Law was the family business for the Harlans: his father served as Kentucky’s attorney general and named Harlan after his hero, the nation’s fourth chief justice, John Marshall. Harlan’s namesake grandson, John Marshall Harlan II, also later served on the U.S. Supreme Court.
Harlan helped convince Kentucky to stay in the Union but was infuriated when President Abraham Lincoln emancipated slaves without giving his state any say in the matter. He was even more horrified by the mob violence directed at the newly freed men and women.
Harlan, like his father, served as Kentucky attorney general and helped Rutherford Hayes secure his party’s presidential nomination at the 1876 Republican convention. Once elected, Hayes turned to Harlan when he sought to appoint a southern justice as Reconstruction ended.
This was an era when justices rarely dissented, but that didn’t stop Harlan from first objecting vigorously in a set of five civil rights cases in 1883. Harlan rejected the majority’s interpretation that new protections afforded by the Fourteenth Amendment limited only state rather than private action, leaving innkeepers, railroad officials, and theater owners free to discriminate.

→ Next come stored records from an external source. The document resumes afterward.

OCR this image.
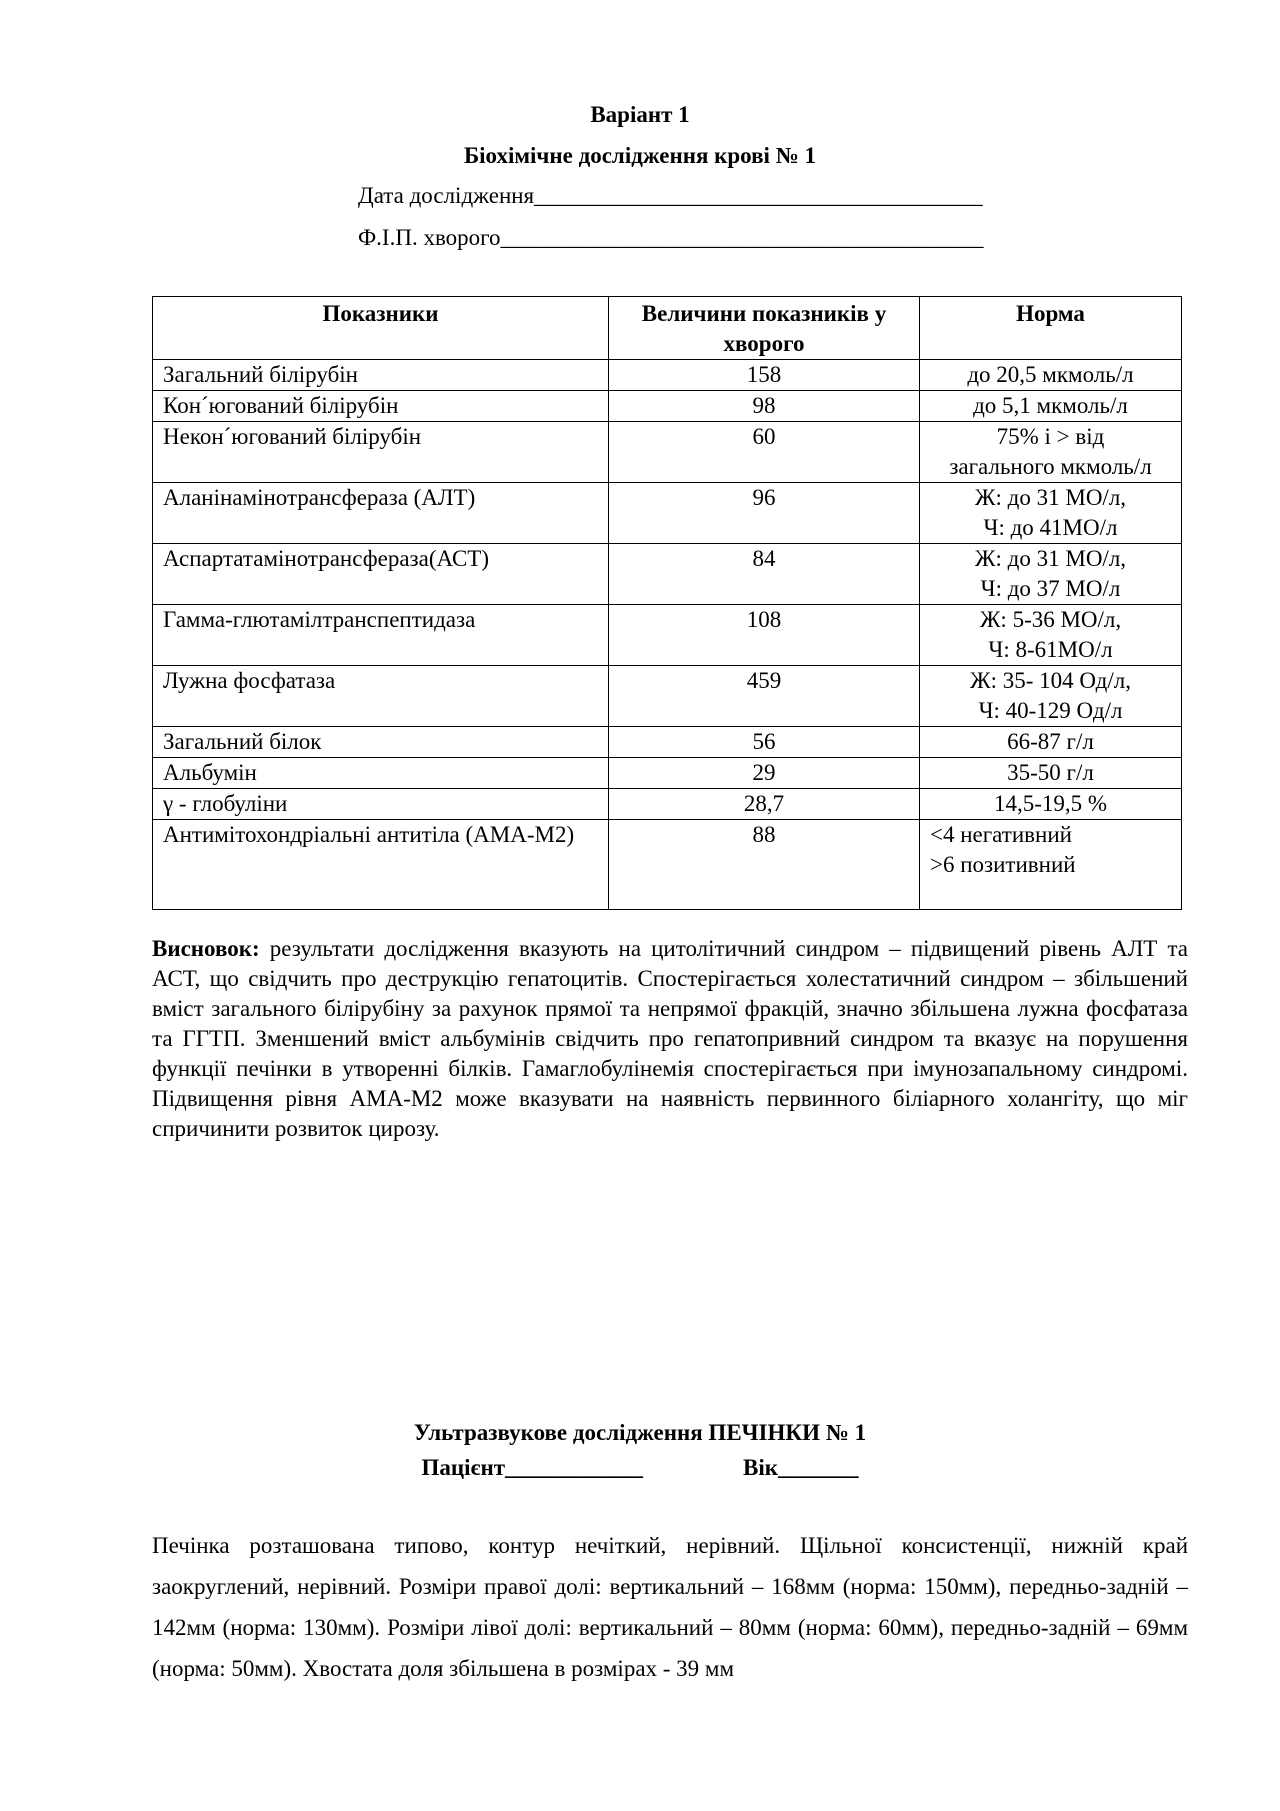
Варіант 1
Біохімічне дослідження крові № 1
Дата дослідження_______________________________________
Ф.І.П. хворого__________________________________________
Показники	Величини показників у хворого	Норма
Загальний білірубін	158	до 20,5 мкмоль/л

Кон´югований білірубін	98	до 5,1 мкмоль/л

Некон´югований білірубін	60	75% і > від
загального мкмоль/л

Аланінамінотрансфераза (АЛТ)	96	Ж: до 31 МО/л,
Ч: до 41МО/л

Аспартатамінотрансфераза(АСТ)	84	Ж: до 31 МО/л,
Ч: до 37 МО/л

Гамма-глютамілтранспептидаза	108	Ж: 5-36 МО/л,
Ч: 8-61МО/л

Лужна фосфатаза	459	Ж: 35- 104 Од/л,
Ч: 40-129 Од/л

Загальний білок	56	66-87 г/л

Альбумін	29	35-50 г/л

γ - глобуліни	28,7	14,5-19,5 %

Антимітохондріальні антитіла (АМА-М2)	88	<4 негативний
>6 позитивний
Висновок: результати дослідження вказують на цитолітичний синдром – підвищений рівень АЛТ та АСТ, що свідчить про деструкцію гепатоцитів. Спостерігається холестатичний синдром – збільшений вміст загального білірубіну за рахунок прямої та непрямої фракцій, значно збільшена лужна фосфатаза та ГГТП. Зменшений вміст альбумінів свідчить про гепатопривний синдром та вказує на порушення функції печінки в утворенні білків. Гамаглобулінемія спостерігається при імунозапальному синдромі. Підвищення рівня АМА-М2 може вказувати на наявність первинного біліарного холангіту, що міг спричинити розвиток цирозу.
Ультразвукове дослідження ПЕЧІНКИ № 1
Пацієнт____________	Вік_______
Печінка розташована типово, контур нечіткий, нерівний. Щільної консистенції, нижній край заокруглений, нерівний. Розміри правої долі: вертикальний – 168мм (норма: 150мм), передньо-задній – 142мм (норма: 130мм). Розміри лівої долі: вертикальний – 80мм (норма: 60мм), передньо-задній – 69мм (норма: 50мм). Хвостата доля збільшена в розмірах - 39 мм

In explaining Harlan’s willingness to stand alone on race, Canellos credits his religious faith, reverence for the Constitution, and close ties to an enslaved man named Robert, whom Canellos says the Harlans treated like a member of the family. Robert may have been a blood relative, resulting from a relationship between Harlan’s father and an enslaved woman.
Robert Harlan is undeniably a fascinating character who made a fortune in the California gold rush, lost a fortune racing horses in England, and served as a state legislator in Ohio. Canellos asserts that Robert’s many accomplishments shaped the Harlan family’s “perceptions of what blacks could achieve in freedom.” What remains unknown, despite Canellos’ best efforts, is how much Robert directly influenced or interacted with Harlan, particularly once he joined the court.

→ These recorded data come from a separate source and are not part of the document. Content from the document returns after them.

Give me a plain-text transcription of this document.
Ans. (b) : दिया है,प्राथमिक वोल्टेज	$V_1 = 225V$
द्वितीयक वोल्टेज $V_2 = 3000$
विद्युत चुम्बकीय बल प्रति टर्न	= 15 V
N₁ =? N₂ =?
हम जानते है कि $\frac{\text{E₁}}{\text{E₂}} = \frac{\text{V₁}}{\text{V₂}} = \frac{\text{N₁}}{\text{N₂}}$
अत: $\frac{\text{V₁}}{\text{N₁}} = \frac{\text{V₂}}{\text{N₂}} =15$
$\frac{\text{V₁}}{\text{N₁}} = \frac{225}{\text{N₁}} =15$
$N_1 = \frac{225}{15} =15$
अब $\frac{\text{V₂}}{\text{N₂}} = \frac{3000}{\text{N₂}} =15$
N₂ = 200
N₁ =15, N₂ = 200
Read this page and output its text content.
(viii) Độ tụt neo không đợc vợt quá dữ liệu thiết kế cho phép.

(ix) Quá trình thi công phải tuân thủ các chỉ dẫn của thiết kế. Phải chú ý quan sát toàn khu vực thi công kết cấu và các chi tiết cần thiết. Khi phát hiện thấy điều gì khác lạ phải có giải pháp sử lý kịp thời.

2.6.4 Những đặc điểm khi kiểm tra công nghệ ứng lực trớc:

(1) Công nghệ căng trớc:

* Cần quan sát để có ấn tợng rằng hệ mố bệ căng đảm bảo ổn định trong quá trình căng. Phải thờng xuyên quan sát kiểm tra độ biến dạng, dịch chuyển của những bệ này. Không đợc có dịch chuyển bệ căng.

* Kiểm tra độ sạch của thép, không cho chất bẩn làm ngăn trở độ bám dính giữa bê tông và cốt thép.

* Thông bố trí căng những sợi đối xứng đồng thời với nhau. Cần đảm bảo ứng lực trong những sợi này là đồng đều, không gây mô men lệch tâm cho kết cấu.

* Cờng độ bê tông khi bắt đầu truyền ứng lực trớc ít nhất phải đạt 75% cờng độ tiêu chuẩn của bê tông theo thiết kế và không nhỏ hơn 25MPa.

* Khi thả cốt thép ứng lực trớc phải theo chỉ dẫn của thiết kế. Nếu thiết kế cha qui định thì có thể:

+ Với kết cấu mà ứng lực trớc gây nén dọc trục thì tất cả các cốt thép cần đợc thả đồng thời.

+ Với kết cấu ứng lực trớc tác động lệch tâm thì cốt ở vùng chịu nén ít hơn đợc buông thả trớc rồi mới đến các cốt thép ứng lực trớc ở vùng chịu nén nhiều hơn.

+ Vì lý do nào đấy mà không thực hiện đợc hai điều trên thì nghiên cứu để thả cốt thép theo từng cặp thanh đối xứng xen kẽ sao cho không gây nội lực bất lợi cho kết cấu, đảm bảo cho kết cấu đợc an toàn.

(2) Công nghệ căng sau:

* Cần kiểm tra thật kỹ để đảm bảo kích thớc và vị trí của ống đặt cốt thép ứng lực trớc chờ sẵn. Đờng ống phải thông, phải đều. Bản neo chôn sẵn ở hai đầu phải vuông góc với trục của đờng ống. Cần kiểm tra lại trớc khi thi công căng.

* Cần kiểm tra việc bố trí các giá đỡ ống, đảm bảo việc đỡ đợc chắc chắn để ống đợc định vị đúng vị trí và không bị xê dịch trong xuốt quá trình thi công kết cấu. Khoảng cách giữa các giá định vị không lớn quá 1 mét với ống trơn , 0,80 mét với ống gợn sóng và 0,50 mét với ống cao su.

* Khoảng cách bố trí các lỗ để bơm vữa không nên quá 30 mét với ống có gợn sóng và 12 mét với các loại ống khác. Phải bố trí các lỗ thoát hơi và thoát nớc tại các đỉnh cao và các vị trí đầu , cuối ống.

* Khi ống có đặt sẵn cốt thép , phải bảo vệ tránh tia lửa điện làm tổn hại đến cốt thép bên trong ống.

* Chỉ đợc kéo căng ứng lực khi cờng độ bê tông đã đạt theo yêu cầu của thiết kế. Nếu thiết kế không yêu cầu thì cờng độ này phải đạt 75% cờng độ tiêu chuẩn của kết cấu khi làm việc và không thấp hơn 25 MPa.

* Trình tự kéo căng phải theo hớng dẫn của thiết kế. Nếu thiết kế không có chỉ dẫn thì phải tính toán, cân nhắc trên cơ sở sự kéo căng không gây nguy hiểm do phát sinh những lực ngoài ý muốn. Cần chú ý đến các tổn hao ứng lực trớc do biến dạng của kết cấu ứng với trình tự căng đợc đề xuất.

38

Some of the ink devoted to Robert might have been better spent further exploring the Harlans’ complex and often paternalistic attitude towards the family’s other enslaved workers. Canellos leaves out unflattering details noted by earlier biographers that implicate Harlan more directly as a slaveholder.
Prominent Black Americans didn’t hold Harlan’s history with slaveholding against him during his lifetime. Black statesman Frederick Douglass called him a “moral hero” and the author notes Harlan’s death was mourned in the Black press as “an epic passage.” The Washington Bee observed, “we cannot help but tremble, and fear that no one after him may dissent against decisions against our race.”
Canellos acknowledges criticism directed at Harlan by modern legal scholars for joining the majority in rulings, including ones detrimental to Black public education and problematic for Chinese immigrants. But he puts the best possible gloss on court opinions readers today might think Harlan got wrong. This biography focuses more on making the case for Harlan’s greatness than harping on the occasional inconsistency or shortcoming.
Harlan was undeniably on the right side of the history more often than not. His Plessy dissent, along with many others, would ultimately become the basis for future Supreme Court majority opinions, including Brown v. Board of Education, the unanimous 1954 decision ruling segregated schools were unconstitutional.
Seth Stern is a Bloomberg Law editor and co-author of Justice Brennan: Liberal Champion.